Push for hybrid vehicles more for "tax breaks" than for environmental benefits

Taking a dig at hybrid vehicles, Tata Motors' Balaji, cast doubt on the technology's environmental benefits, suggesting it's primarily driven by tax breaks rather than a commitment to clean mobility. "Hybrid is being used more as a tax break rather than actually getting into zero-carbon emissions," Balaji said.

"That makes it even more stark a case for justifying why there needs to be a tax cut on hybrid vehicles," he said, adding that electric vehicles, on the other hand, are zero-emission technology, though it is not foolproof. Balaji further argued that, from a policy standpoint, hybrids are a temporary solution and shouldn't be a central focus for government incentives. He further cited a recent report suggesting the realisation that most people who drive hybrid vehicles, do it mostly on petrol, negating potential environmental gains.

This criticism comes amid reports on the government considering tax cuts for hybrid vehicles to promote their adoption. Minister of Road Transport and Highways Nitin Gadkari is reported to have urged the finance minister to reduce the goods and service tax on hybrid vehicles to 12% from 28%.

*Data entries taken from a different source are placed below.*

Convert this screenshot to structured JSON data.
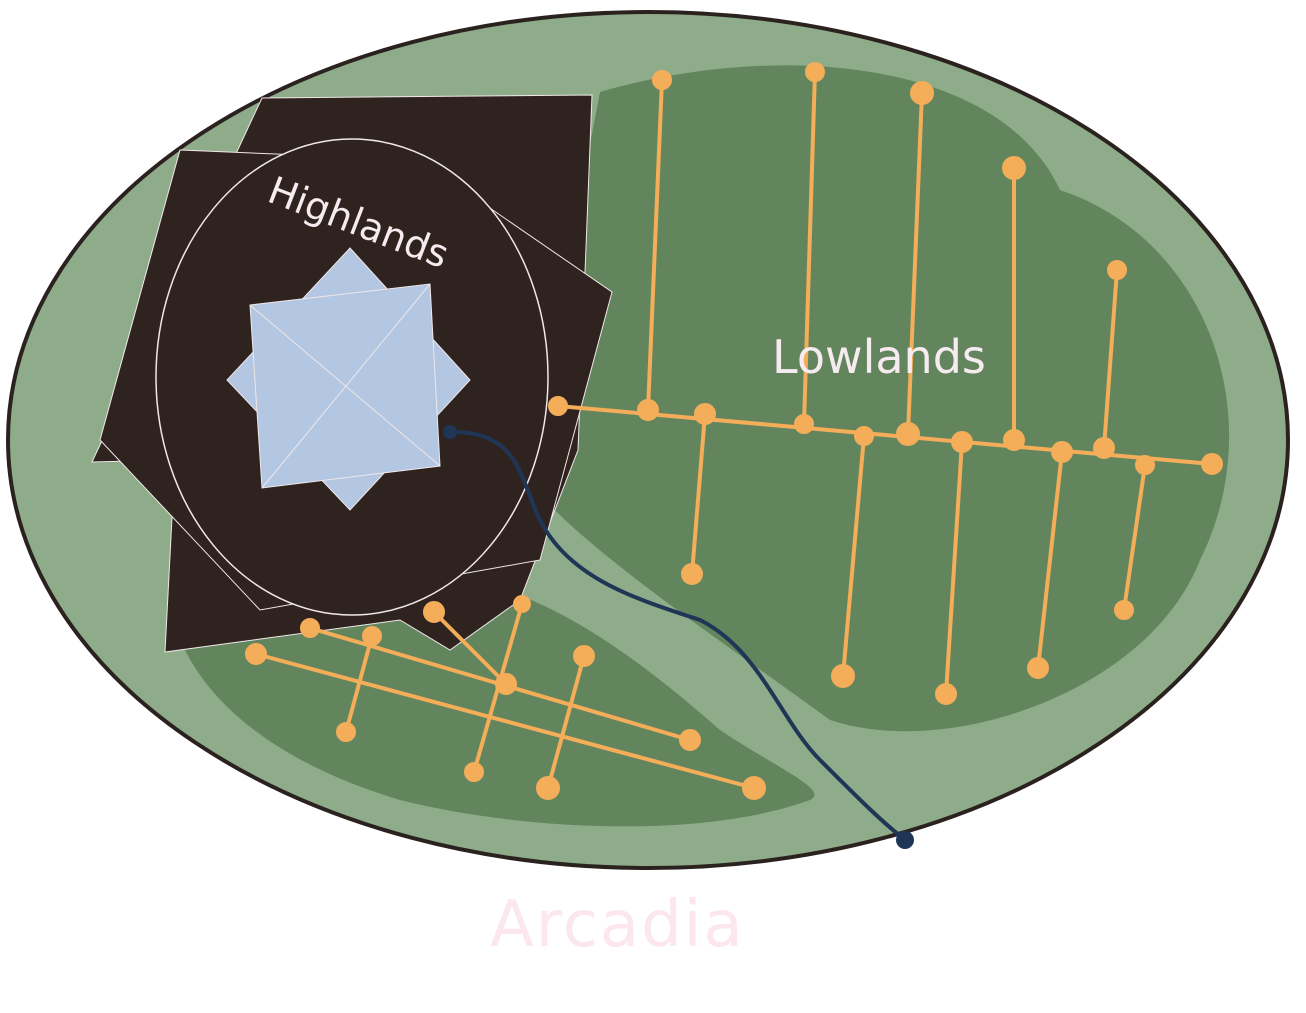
{
  "map": {
    "title": "Arcadia",
    "regions": [
      {
        "name": "Highlands",
        "color": "#2f2320"
      },
      {
        "name": "Lowlands",
        "color": "#63855e"
      }
    ]
  },
  "colors": {
    "land_outer": "#8eac89",
    "land_inner": "#63855e",
    "highlands": "#2f2320",
    "summit": "#b3c6e2",
    "roads": "#f4ad58",
    "river": "#1f3656",
    "outline": "#2b2220",
    "title_text": "#fbe7ec",
    "label_text": "#f6ecef"
  },
  "features": {
    "roads": "orange road network",
    "river": "dark blue river from the Highlands to the coast"
  }
}
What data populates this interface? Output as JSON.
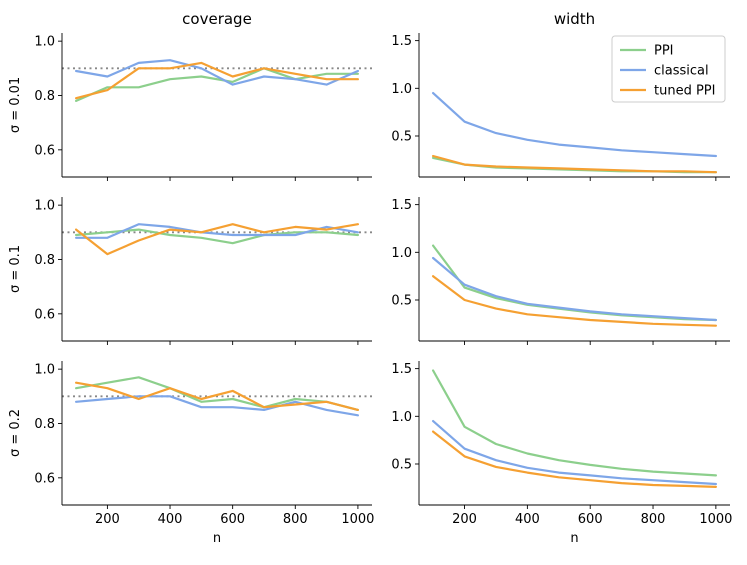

CV demand to remain flat or decline in FY25

"We are cautiously optimistic for FY25," Girish Wagh, Head, Commercial Vehicle Business Unit at Tata Motors said. "I think we will see a flat or maybe a slight decline in the overall volumes for the year. That's where we see," he added. Wagh, however, claimed most of the parameters remain healthy — in terms of the sentiment index, the freight index, and the usage per month, although they have gone down seasonally. This subdued outlook is in line with the broader industry forecasts. Rating agency ICRA is also projecting the domestic CV industry upcycle to plateau in FY25, with potential volume declines of 4–7%. The slowdown comes on the back of a high base in the previous years and disruptions due to ongoing elections in India.

Plots EV growth beyond subsidies; Push for asset-light model in e-bus procurement

Tata Motors is shifting its electric vehicle strategy to focus on generating demand without relying on government incentives. This comes as FAME 2, a key government scheme promoting EV adoption, expired in March 2024. To address the gap, Tata Motors launched a new 1-tonne variant of its ACE electric small commercial vehicle (SCV). While 17% more expensive than the previous 600 kg FAME-subsidised variant, the company claims a 30% improvement in Total Cost of Ownership (TCO) for customers.

"We were preparing for this post-FAME environment and have launched an exciting range of products," Waghsaid. The company boasts over 4,300 ACE EVs on Indian roads, accumulating 16 million kms and clocking high repeat purchase orders. Additionally, Tata Motors is a leader in electric buses, deploying over 1,700 units in FY24, bringing its total fleet to 2,600, which have cumulatively covered over 140 million kms. "Going ahead, we continue the engagement with government agencies," said Wagh, expressing confidence in the payment security mechanism for electric buses. He added, "We are now working on options for the asset-light business model," hinting at potential participation in future tenders with a focus on operational efficiency. Tata Motors' comments signal a strategic shift towards building a sustainable EV business model independent of government subsidies. The focus on TCO and exploring asset-light options suggests the company is confident in the long-term viability of its EV portfolio.